Company founder Elon Musk stated that two engines will be replaced "to be confident of a good flight" before another attempt. "Most probable launch timing is early next week," Musk said via X. The aborted mission was carrying a payload of 20 of SpaceX’s newest Starlink satellites, designed to communicate with existing orbiting satellites and photograph the vehicle's heat shield during a planned hour-long flight.
Neither the booster nor the spacecraft was designed for recovery, with both destined to end up in the sea. For SpaceX's satellite internet division, which competes against European rivals like Eutelsat's OneWeb, reliable heavy-lift launches are essential to maintaining its network edge.
Lunar timeline at risk
The setback arrives at a critical juncture for NASA’s Artemis programme, which is relying on the rocket to return humans to the moon.
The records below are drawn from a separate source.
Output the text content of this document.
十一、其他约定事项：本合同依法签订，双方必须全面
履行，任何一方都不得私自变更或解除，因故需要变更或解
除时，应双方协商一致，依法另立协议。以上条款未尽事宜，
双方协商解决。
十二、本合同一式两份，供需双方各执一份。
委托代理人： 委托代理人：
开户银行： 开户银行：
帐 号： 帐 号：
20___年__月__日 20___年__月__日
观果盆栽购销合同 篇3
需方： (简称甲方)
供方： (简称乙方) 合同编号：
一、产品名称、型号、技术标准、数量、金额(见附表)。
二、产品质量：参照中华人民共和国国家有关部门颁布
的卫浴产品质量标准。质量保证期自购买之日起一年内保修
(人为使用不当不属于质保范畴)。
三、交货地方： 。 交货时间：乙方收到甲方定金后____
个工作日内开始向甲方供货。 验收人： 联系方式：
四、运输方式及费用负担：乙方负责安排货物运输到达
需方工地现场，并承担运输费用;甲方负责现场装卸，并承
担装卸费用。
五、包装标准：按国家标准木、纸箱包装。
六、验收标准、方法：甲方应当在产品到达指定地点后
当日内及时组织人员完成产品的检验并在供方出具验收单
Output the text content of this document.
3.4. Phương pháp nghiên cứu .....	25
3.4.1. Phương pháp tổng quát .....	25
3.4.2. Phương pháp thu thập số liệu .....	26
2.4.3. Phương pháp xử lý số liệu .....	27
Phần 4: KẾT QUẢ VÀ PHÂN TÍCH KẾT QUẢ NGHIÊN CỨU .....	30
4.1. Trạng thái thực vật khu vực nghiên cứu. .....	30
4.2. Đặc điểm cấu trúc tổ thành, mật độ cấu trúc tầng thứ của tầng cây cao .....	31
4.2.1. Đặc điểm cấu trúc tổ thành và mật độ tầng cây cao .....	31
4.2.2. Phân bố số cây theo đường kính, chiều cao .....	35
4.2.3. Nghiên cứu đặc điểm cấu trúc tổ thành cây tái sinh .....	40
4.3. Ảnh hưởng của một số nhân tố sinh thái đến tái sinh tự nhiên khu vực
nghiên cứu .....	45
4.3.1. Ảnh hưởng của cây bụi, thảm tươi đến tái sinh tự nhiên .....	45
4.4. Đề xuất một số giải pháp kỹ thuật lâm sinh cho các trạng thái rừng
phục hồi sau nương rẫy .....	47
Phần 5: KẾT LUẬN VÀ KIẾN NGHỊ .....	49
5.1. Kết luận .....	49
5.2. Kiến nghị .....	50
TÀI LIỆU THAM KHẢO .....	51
The US space agency has contracted SpaceX and Jeff Bezos’ Blue Origin to build lunar landers that must be ready to fly by next year.
That deadline is driven by the needs of the newly named Artemis III crew, who must practise docking their capsule with the Starship and Blue Moon landers in Earth orbit. If the vehicles miss that window, the subsequent Artemis IV mission—planned for no earlier than 2028 to land astronauts at the moon's south pole—would face delays.
SpaceX’s ability to rapidly iterate is a core advantage that has reshaped the global launch market, pressuring legacy operators across Europe and beyond. While recurring hardware issues highlight the persistent engineering risks of scaling the world's largest rocket, Thursday's automated abort showed the system's safety mechanisms working as intended.